Nella Firenze del 1300 che si prepara al Giubileo e che è in pieno fermento edilizio, il priore Dante Alighieri è testimone di un evento eccezionale: una grossa nave, la cui polena raffigura il Giano bifronte, si è arenata nelle paludi dell'Arno. A bordo, vegliato da un equipaggio di uomini morti per avvelenamento e in evidente stato di decomposizione, uno stranissimo ed evocativo macchinario.
A poche ore di distanza, in una torre della città, viene rinvenuto il corpo senza vita dell'architetto di Federico II.
C'è qualche collegamento tra la scoperta della nave e la morte del prezioso collaboratore dell'imperatore?
Una cosa è certa. Quanto accaduto fino ad adesso, e quello che ancora dovrà succedere (una comitiva male assortita che fa tappa alla locanda dell'Angelo, altri omicidi illustri, un carico di specchi di purezza e di dimensioni inimmaginabili per la tecnica del tempo, un miracolo raffinatissimo che invoglia ad arruolarsi per l'ennesima crociata, una "vergine" ermafrodita, le forme perfette di Castel del Monte evocate dal Battisero) ruota intorno allo Stupor mundi; a quel Federico II cioè che, perennemente assetato di ogni forma di conoscenza, è morto (ucciso da chi?) alle soglie di una mirabile scoperta.
Il sommo poeta, con quella severità e intransigenza che ben conosciamo, dovrà mettere assieme i diversi e inestricabili tasselli per dare un senso a quello che si sta dipanando sotto ai suoi occhi. E tra contaminazioni filosofico-matematiche con il mondo infedele e gli scenari "demoniaci" che lo vedono spettatore interessato, impila elementi utilissimi per la Commedia che renderà immortale il suo ingegno.
Dovra vedersela con chi, in attesa della purificazione elargita a larghe mani da Bonifacio VIII, si professa strenuo sostenitore della luce "immota". D'altronde, se la luce "avesse un suo moto", esso proseguirebbe "in una corsa verso un vuoto orrendo e infinito", con la coseguenza che ogni certezza divina, compresa la Creazione, si sfalderebbe miseramente.
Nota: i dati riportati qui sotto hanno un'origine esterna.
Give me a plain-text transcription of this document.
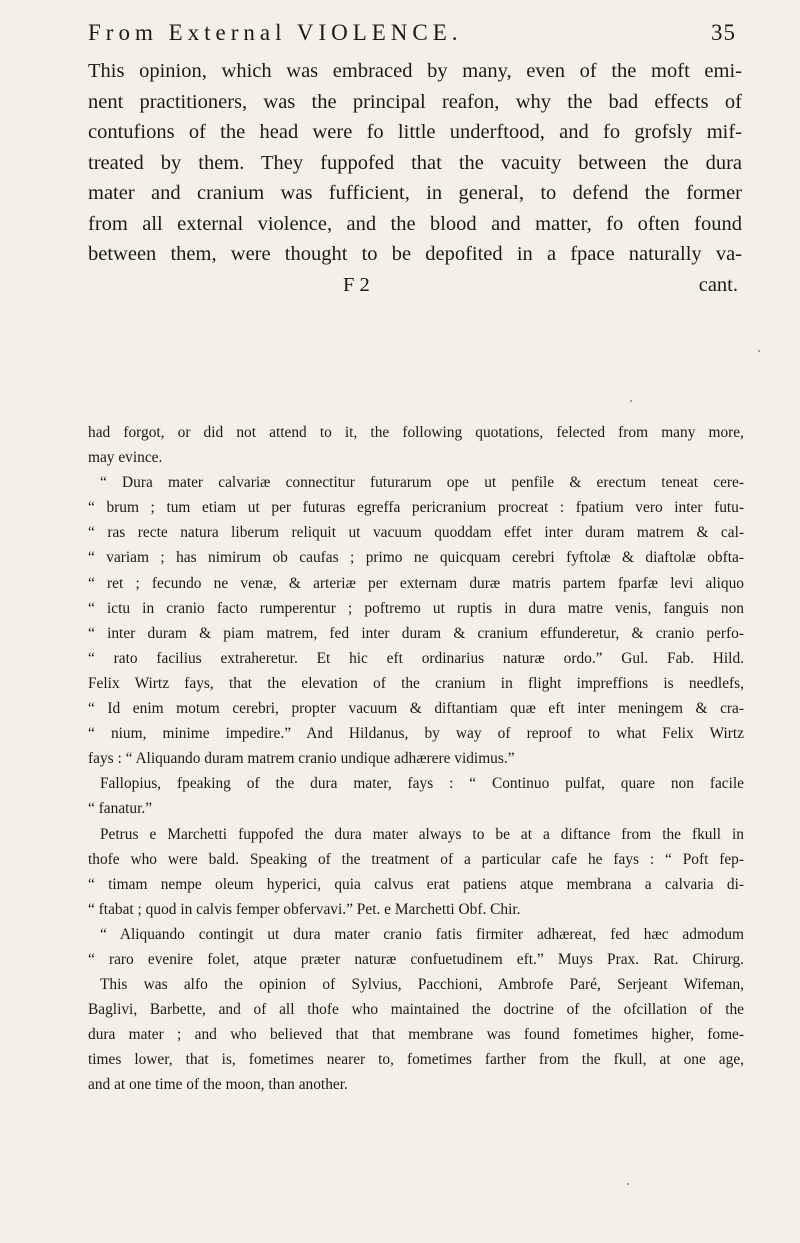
From External VIOLENCE.	35
This opinion, which was embraced by many, even of the moft emi-
nent practitioners, was the principal reafon, why the bad effects of
contufions of the head were fo little underftood, and fo grofsly mif-
treated by them. They fuppofed that the vacuity between the dura
mater and cranium was fufficient, in general, to defend the former
from all external violence, and the blood and matter, fo often found
between them, were thought to be depofited in a fpace naturally va-

F 2	cant.
had forgot, or did not attend to it, the following quotations, felected from many more,
may evince.
“ Dura mater calvariæ connectitur futurarum ope ut penfile & erectum teneat cere-
“ brum ; tum etiam ut per futuras egreffa pericranium procreat : fpatium vero inter futu-
“ ras recte natura liberum reliquit ut vacuum quoddam effet inter duram matrem & cal-
“ variam ; has nimirum ob caufas ; primo ne quicquam cerebri fyftolæ & diaftolæ obfta-
“ ret ; fecundo ne venæ, & arteriæ per externam duræ matris partem fparfæ levi aliquo
“ ictu in cranio facto rumperentur ; poftremo ut ruptis in dura matre venis, fanguis non
“ inter duram & piam matrem, fed inter duram & cranium effunderetur, & cranio perfo-
“ rato facilius extraheretur. Et hic eft ordinarius naturæ ordo.” Gul. Fab. Hild.
Felix Wirtz fays, that the elevation of the cranium in flight impreffions is needlefs,
“ Id enim motum cerebri, propter vacuum & diftantiam quæ eft inter meningem & cra-
“ nium, minime impedire.” And Hildanus, by way of reproof to what Felix Wirtz
fays : “ Aliquando duram matrem cranio undique adhærere vidimus.”
Fallopius, fpeaking of the dura mater, fays : “ Continuo pulfat, quare non facile
“ fanatur.”
Petrus e Marchetti fuppofed the dura mater always to be at a diftance from the fkull in
thofe who were bald. Speaking of the treatment of a particular cafe he fays : “ Poft fep-
“ timam nempe oleum hyperici, quia calvus erat patiens atque membrana a calvaria di-
“ ftabat ; quod in calvis femper obfervavi.” Pet. e Marchetti Obf. Chir.
“ Aliquando contingit ut dura mater cranio fatis firmiter adhæreat, fed hæc admodum
“ raro evenire folet, atque præter naturæ confuetudinem eft.” Muys Prax. Rat. Chirurg.
This was alfo the opinion of Sylvius, Pacchioni, Ambrofe Paré, Serjeant Wifeman,
Baglivi, Barbette, and of all thofe who maintained the doctrine of the ofcillation of the
dura mater ; and who believed that that membrane was found fometimes higher, fome-
times lower, that is, fometimes nearer to, fometimes farther from the fkull, at one age,
and at one time of the moon, than another.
E per evitare ciò, si è pronti a dare e, se del caso, a ricevere la morte.
Il multiforme ignegno di Federico, però, è lì a reclamare e a imporre il primato della conoscenza sopra ogni dogma: la luce, anche quella fraintesa in nome della quale si è levata la mano del fratello contro l'altro fratello, deve necessariamente muoversi, come è pronto a testimoniare quell'inspiegabile macchinario scoperto a bordo della nave arenatasi nell'Arno.
Mezzo secolo prima di questi accadimenti, alla domanda del grande imperatore su cosa ci fosse oltre la luce, la risposta è stata: solo la tenebra, "come narra la Scrittura".
Non è difficile, a questo punto, immaginare il sorriso sornione di Federico II.
Cinquant'anni dopo, a pochi giorni dalla scadenza della sua carica di priore, Dante Alighieri è chiamato a interpretarlo davvero, quel sorriso regale, sulla scia dell'inconsistenza della luce (ancora lei!) di cui sono fatti i sogni.